There is a marvelous scene in Isabel Allende’s The Island Beneath the Sea (La Isla Bajo el Mar) where the slave woman who is the protagonist in the novel is forced to play a complex game with the slave-holder. This is a routine activity between them in the household, other activities incl. sex, and as time goes on he urges her to not hold back, to play her best. She does so and starts beating him. The passage I refer to describes the shadow of a doubt passing through his mind: no one with a bestial mind could play like that, yet here she is, a Negress, beating me. And then he quickly dismisses it in a moment of agonizing cognitive dissonance. No way.
This passage illuminates the way so many people dismiss those of African descent, no matter how good they are. Tortured articles are published to account for their prowess in athletics, pushing aside issues of motivation, courage, and determination. Nah, not them. As my first insurance agent told me, when it comes to a choice between paying a premium and a bottle of wine, Blacks always choose the latter.

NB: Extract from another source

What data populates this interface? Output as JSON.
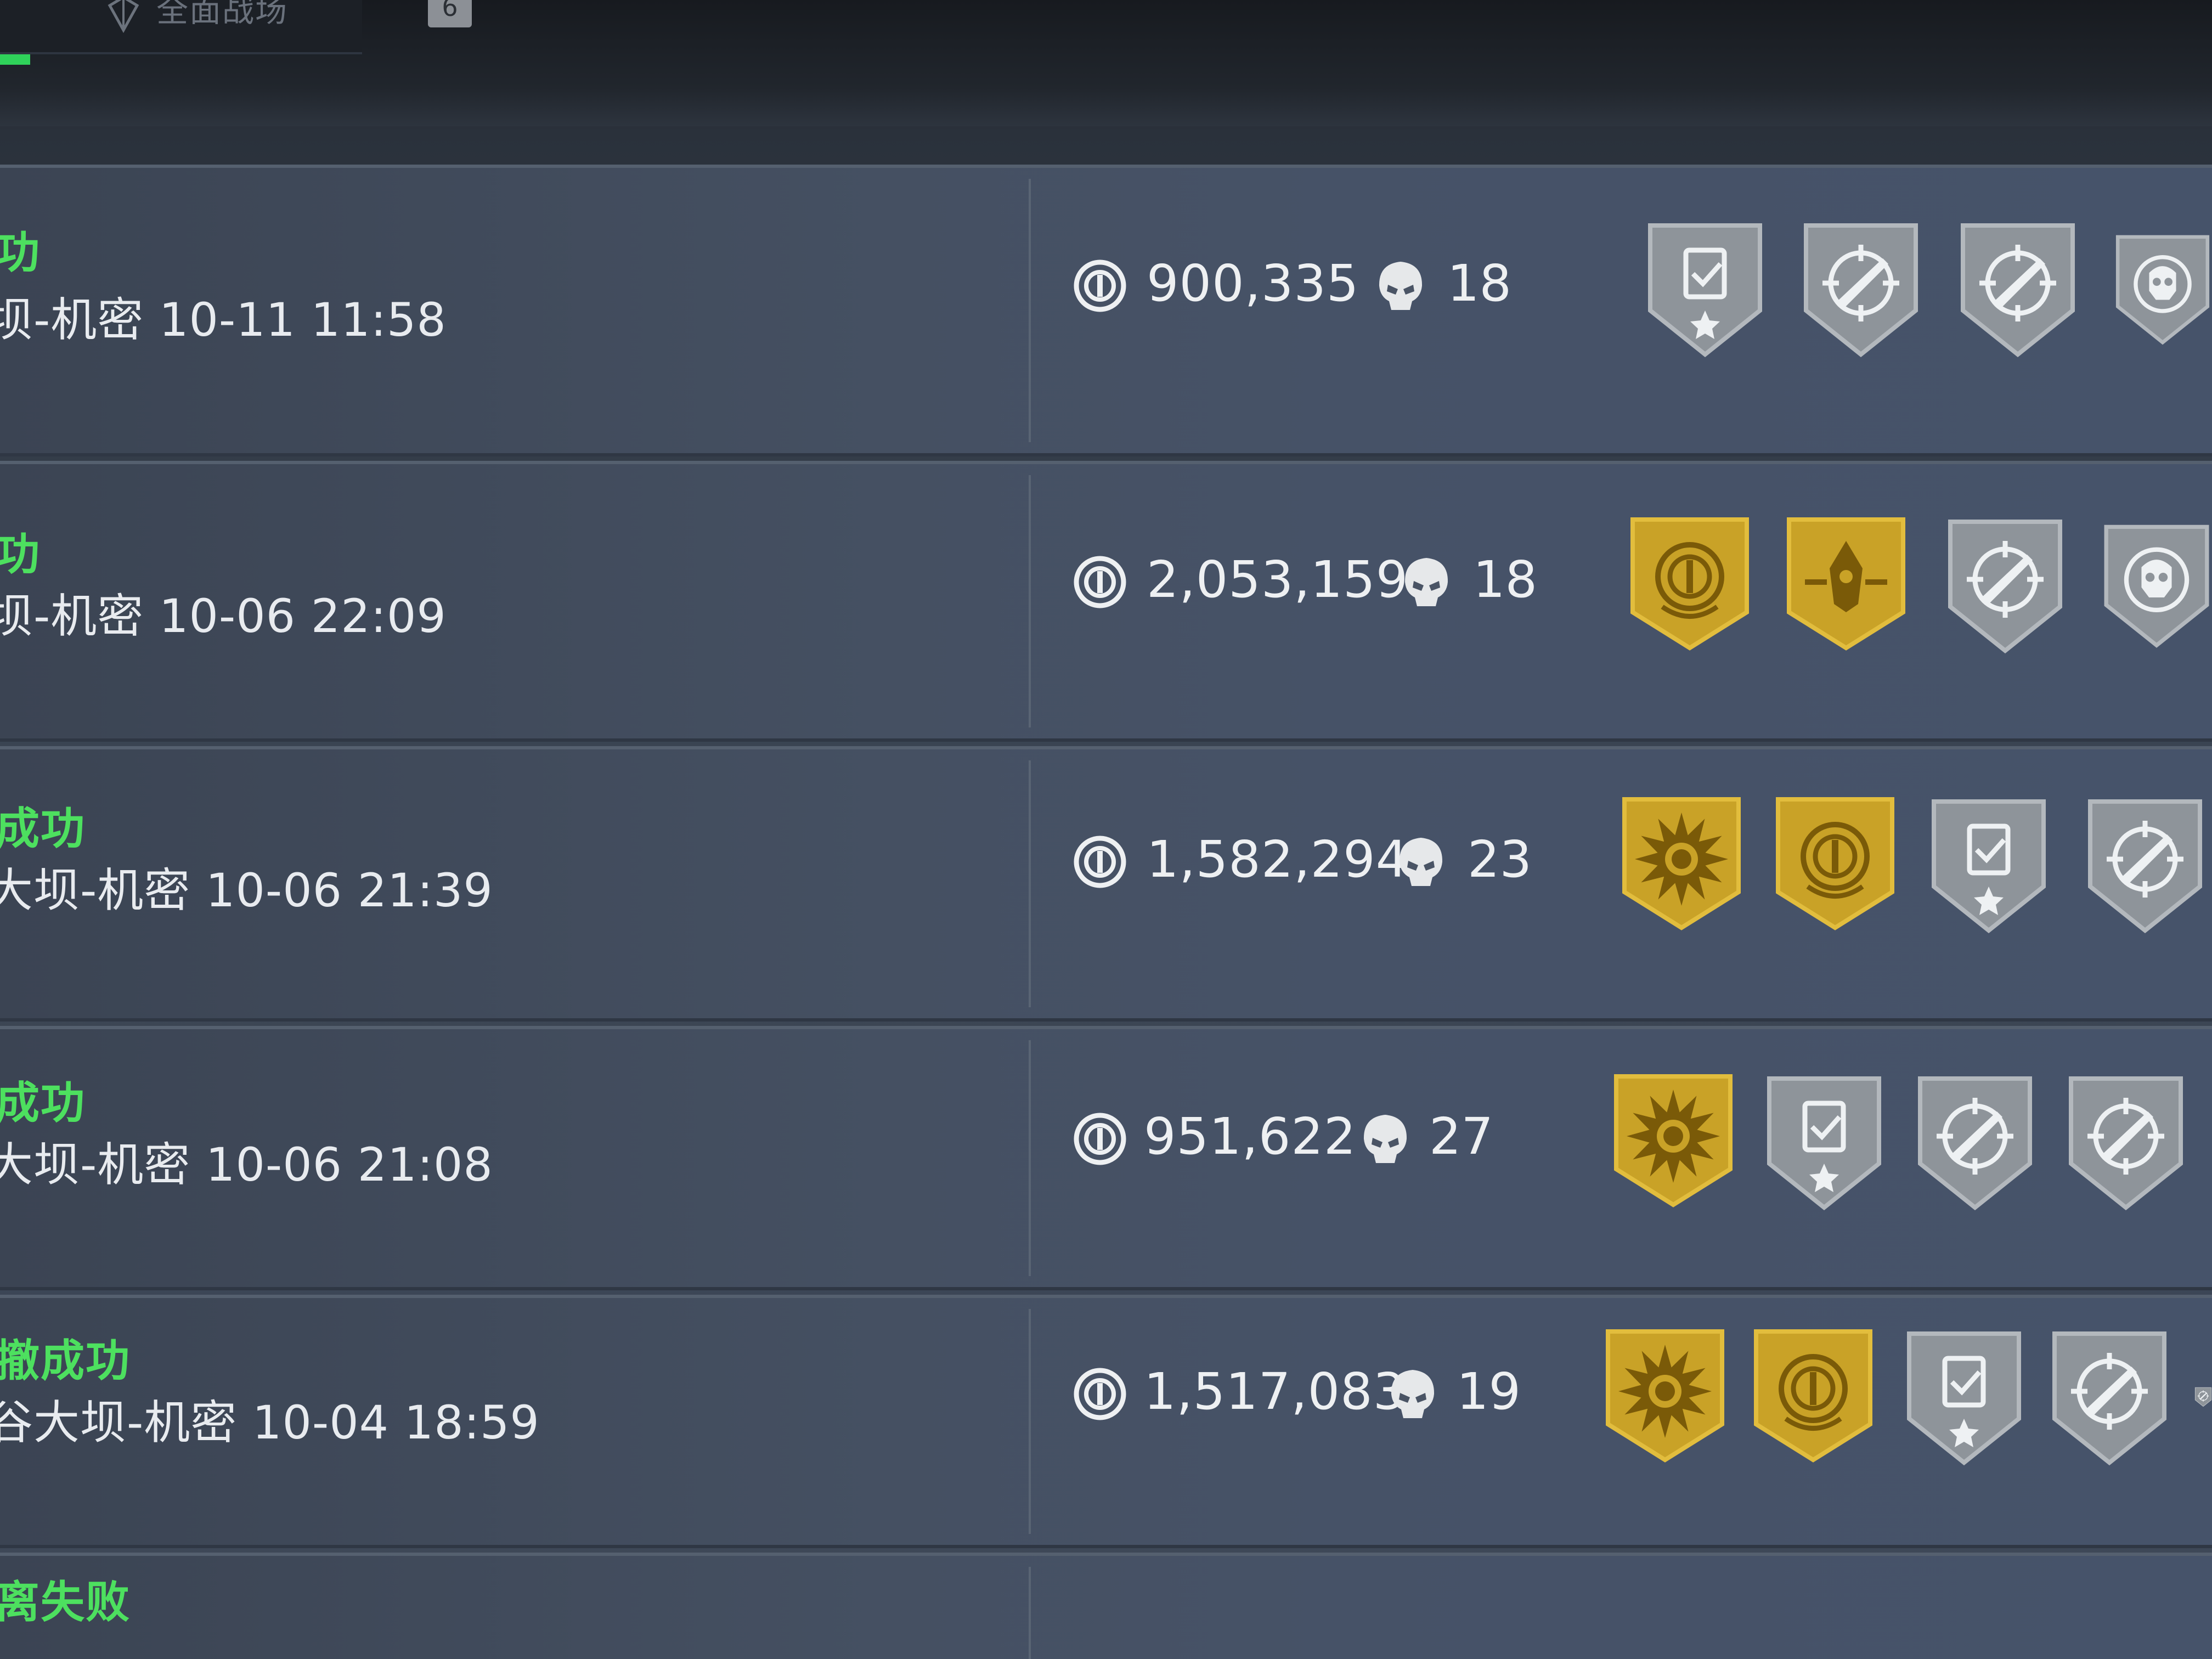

No grit, no moral fiber. So it must be fast twitch muscles. The same with Asians doing so well academically: it must be this, it must be that. No, they just work their asses off. When I’d go to the university library on a Sunday afternoon, all you saw there were Asians…. and their bicycles.
So it just fit the conservative mentality when George Will, the conservative intellectual, could not conceive of Boko Haram adherents in “the wilds of Nigeria” having Twitter accounts. As Eugene Robinson pointed out, they also have cell phones and are on Facebook. Wills’ image of Black Africans is what motivated Roger Kimball to agree with Burnham’s assessment of emerging African nations as deriving from cannibalistic tribes and slave-holding nomads. It’s interesting, BTW, that these same observers of culture go out of their way to praise the slave-holding culture of the Old South.